La capacità riproduttiva degli alberi diminuisce con l’età

Studio con la partecipazione dell’università Statale di Milano e dell’università di Torino per comprendere la vita degli alberi e gestire i programmi di rigenerazione delle foreste

[17 Agosto 2021]

Secondo quanto emerge dallo studio “Is there tree senescence? The fecundity evidence”, pubblicato su Proceedings of National Academy of Sciences (PNAS) da un folto tem di ricercatori internazionale «La fecondità degli alberi non cresce di pari passo con la loro crescita di dimensione, ma raggiunge un picco quando gli alberi hanno raggiunto una dimensione intermedia, per poi decrescere».

Allo studio, che ha visto impegnati 59 ricercatori provenienti da Cile, Italia, Canada, Polonia, Francia, Spagna, Svizzera, Giappone, Slovenia, Germania, Panama, Porto Rico e Stati Uniti coordinati dalla Duke University, hanno  partecipazione le università Statale di Milano e dell’università di Torino ed è stato condotto in tutto il mondo su 585.670 singoli alberi appartenenti a quasi 600 specie e «Fornisce un importante contributo per prevenire cali di fecondità nella produzione di frutti e semi, vitali per molti animali e per la rigenerazione delle foreste».

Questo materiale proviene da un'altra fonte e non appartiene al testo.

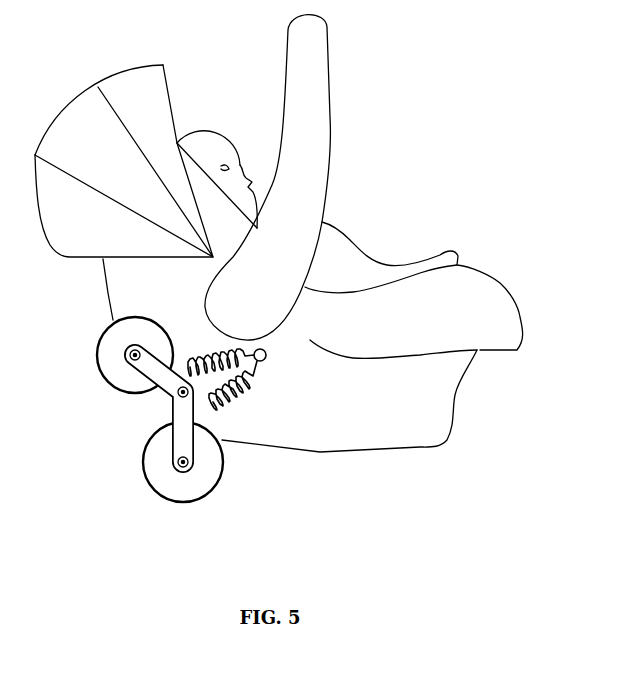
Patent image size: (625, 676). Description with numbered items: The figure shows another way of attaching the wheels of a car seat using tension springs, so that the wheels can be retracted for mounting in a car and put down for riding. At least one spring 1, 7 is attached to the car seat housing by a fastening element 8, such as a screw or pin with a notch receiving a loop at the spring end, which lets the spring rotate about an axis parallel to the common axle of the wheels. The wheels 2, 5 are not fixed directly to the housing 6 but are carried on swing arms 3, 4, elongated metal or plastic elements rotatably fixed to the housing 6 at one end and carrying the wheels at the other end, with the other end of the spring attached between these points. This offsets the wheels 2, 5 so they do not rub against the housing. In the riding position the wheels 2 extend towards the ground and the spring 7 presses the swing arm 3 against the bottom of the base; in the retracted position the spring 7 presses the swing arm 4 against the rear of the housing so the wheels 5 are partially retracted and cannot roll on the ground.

The spring 1 is at (195, 356).
The wheel 2 is at (112, 345).
The swing arm 3 is at (130, 357).
The swing arm 4 is at (193, 467).
The wheel 5 is at (213, 460).
The housing 6 is at (203, 402).
The spring 7 is at (250, 380).
The fastening element 8 is at (267, 356).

Infatti, la ricerca internazionale rivela che «Nell’80% delle specie esaminate la fecondità degli alberi, cioè il potenziale biologico di riproduzione, ha raggiunto un picco quando gli alberi hanno raggiunto una dimensione intermedia, dopodiché è diminuita.  Il restante 20% delle specie non possiede necessariamente un “elisir” di giovinezza per scongiurare questo deterioramento: anche queste piante, probabilmente, sperimentano un declino della fecondità oltre una certa età e dimensione, ma non esistono ancora abbastanza dati sugli alberi più vecchi e più grandi di queste specie per saperlo con certezza».

Il principale autore dello studio, Tong Qiu della Nicholas School of the environment della Duke University, spiega che «I frutti freschi o secchi degli alberi costituiscono il 3% della dieta umana e sono importanti anche per molti uccelli e piccoli mammiferi, mentre i semi   sono vitali per la rigenerazione delle foreste. Per gestire e conservare efficacemente queste risorse, dobbiamo poter prevedere eventuali cali di fecondità e sapere a quale dimensione o età potrebbero verificarsi».

Un altro autore dello studio  James S. Clark, docente di scienze ambientali alla Duke University, aggiunge: «Da un lato, è poco plausibile che la fecondità negli alberi aumenti indefinitamente con l’età e le dimensioni, dato ciò che sappiamo sui processi di invecchiamento negli esseri umani e in tutti gli altri organismi multicellulari».

All’università Statale di Milano ricordano che «Gli alberi da frutto vengono spesso sostituiti a venti o trent’anni di età, quando la produzione inizia a diminuire, mentre è molto difficile monitorare la produzione di semi negli alberi che crescono in foreste naturali. Questo significa che la maggior parte degli studi sulla fecondità degli alberi fino ad ora si è basata su dati sbilanciati verso gli alberi più giovani e di piccole o medie dimensioni. In mancanza di dati sufficienti sulla produzione di semi nelle fasi successive dello sviluppo di una specie, finora gli scienziati hanno approssimato questi numeri sulla base di quanto osservavano nelle fasi precedenti con il rischio di sopravvalutare il potenziale effettivo di un albero».

Il nuovo studio evita questa “trappola”, sintetizzando i dati sulla produzione di semi da parte delle circa 600 specie monitorate attraverso la rete di siti di ricerca a lungo termine Masting Inference and Forecasting (MASTIF), progetto elaborato da una collaborazione con decine di partner scientifici in tutto il mondo, tra cui i due atenei di Milano e Torino. Ulteriori osservazioni, ottenibili tramite trappole per semi o conteggi della produzione totale di semi e frutti, possono essere facilmente inserite nel database per aggiungerle alla base di conoscenze disponibile. I ricercatori italiani evidenziano che «L’accesso a un archivio così vasto di dati ha consentito a Qiu, Clark e ai loro colleghi di sviluppare un modello per calcolare la fecondità a lungo termine in modo più accurato».

Giorgio Vacchiano,  docente del Dipartimento di scienze agrarie e ambientali – Produzione, territorio, agroenergia della Statale e co-autore della ricerca, conclude: «Saper prevedere accuratamente quanti semi produrrà un albero in un certo anno è fondamentale per migliorare la nostra capacità di gestire, conservare e ripristinare le foreste del mondo. Questi modelli matematici ci aiuteranno a capire quanto rapidamente una foresta sarà in grado di rigenerarsi dopo un incendio o un danno da vento, e dove sarà più urgente concentrare le risorse per accelerare il processo di riforestazione».